Flowering represents a significant transition from vegetative to reproductive growth, with floral bud development being crucial for the life cycle of ornamental plants. Despite advances in model plants, the molecular regulatory mechanisms governing floral bud development in the perennial ornamental bulbous plant genus Fritillaria L remain unclear. In this study, we defined the exact developmental stages of the flower bud of Fritillaria pallidiflora and comprehensively analyzed gene expression patterns associated with floral bud development. Based on the morphological observations of paraffin sections, the process of floral bud differentiation in F. pallidiflora was classified into six distinct stages: the undifferentiated phase (S0), bract primordium differentiation phase (S1), floral primordium formation phase (S2), petal primordium differentiation phase (S3), stamen primordium differentiation phase (S4), and pistil primordium differentiation phase (S5). Transcriptomic analysis of samples (F1, F2, and F3) from three representative developmental stages (S1, S3, and S5), identified a total of 74,353 unigenes, of which 34,288 were functionally annotated as protein-coding genes. Across the three stages, a total of 3402 differentially expressed genes (DEGs) were identified, among which only nine genes exhibited differential expression consistently at all three stages. GO and KEGG pathway enrichment analyses of the 1886 DEGs revealed that 44 unigenes potentially related to floral bud differentiation were identified, including seven genes associated with circadian rhythm, eight genes involved in carbohydrate metabolism, 11 genes related to plant hormones, seven genes related to temperature, and 11 transcription factors, which can serve as candidate genes for studying floral bud development in Fritillaria.
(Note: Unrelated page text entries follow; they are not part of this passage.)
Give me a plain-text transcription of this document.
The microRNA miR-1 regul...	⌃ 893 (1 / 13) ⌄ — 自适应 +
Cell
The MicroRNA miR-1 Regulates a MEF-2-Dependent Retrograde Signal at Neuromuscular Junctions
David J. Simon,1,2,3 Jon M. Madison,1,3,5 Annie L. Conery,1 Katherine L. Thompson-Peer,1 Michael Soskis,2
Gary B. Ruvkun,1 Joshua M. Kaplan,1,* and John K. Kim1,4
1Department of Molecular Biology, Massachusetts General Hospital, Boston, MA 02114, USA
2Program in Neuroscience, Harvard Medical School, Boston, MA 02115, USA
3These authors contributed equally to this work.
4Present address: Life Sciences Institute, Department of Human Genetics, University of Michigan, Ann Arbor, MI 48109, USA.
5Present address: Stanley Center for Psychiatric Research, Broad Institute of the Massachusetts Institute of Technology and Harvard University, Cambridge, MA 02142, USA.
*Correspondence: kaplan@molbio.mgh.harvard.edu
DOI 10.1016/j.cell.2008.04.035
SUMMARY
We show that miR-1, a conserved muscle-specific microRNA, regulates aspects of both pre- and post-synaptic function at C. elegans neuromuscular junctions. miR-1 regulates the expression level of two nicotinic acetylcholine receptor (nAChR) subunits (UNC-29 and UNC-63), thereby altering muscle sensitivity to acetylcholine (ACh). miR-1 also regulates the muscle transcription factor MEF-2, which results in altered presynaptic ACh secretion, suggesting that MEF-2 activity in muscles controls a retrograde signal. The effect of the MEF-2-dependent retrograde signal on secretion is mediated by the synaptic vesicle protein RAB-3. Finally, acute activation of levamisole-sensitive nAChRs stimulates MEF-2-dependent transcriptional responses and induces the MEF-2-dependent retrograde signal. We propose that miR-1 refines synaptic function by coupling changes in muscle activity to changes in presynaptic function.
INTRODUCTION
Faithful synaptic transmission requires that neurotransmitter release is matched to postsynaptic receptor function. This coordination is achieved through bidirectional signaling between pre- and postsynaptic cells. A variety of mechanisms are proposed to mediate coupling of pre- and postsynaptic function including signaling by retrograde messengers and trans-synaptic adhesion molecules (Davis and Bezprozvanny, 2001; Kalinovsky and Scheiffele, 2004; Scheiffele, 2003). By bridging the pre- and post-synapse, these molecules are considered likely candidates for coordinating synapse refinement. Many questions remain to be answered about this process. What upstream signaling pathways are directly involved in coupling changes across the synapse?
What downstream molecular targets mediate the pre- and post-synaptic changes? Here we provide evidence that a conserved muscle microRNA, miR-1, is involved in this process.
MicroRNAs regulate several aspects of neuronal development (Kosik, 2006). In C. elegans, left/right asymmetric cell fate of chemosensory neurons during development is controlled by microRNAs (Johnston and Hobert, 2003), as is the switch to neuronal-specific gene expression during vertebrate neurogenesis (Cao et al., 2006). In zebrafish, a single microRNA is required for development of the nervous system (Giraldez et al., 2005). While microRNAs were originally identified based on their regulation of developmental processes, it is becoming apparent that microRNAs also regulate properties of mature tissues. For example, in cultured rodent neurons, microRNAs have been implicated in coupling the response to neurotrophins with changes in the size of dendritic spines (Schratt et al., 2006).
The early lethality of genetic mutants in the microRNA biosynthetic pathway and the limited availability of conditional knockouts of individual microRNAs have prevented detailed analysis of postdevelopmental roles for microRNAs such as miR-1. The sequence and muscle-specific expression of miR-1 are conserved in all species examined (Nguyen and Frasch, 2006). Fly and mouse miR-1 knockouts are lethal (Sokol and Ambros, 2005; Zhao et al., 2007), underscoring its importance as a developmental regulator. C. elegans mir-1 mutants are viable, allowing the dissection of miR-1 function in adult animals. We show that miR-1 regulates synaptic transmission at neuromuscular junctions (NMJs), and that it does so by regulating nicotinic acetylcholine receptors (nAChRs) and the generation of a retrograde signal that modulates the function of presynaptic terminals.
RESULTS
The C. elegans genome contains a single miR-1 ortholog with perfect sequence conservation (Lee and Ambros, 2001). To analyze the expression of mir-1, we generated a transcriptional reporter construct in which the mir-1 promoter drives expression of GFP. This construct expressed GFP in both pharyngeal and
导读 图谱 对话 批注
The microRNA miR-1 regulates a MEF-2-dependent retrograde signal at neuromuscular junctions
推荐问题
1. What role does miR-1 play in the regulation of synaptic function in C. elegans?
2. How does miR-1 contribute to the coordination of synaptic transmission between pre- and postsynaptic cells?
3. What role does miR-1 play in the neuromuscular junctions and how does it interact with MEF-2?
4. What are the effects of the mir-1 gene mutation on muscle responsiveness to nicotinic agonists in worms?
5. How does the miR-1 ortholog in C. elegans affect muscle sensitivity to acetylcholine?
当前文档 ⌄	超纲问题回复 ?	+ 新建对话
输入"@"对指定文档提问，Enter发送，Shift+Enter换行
Collectively, these findings provide a valuable collection of gene expression patterns that are characteristic of floral bud differentiation in F. pallidiflora, which may lay a foundation for dissecting the molecular mechanisms underlying the regulation of flowering time and facilitating molecular breeding in Fritillaria species, contributing to elucidation of the molecular mechanisms that regulate floral bud development in other perennial bulbous plants.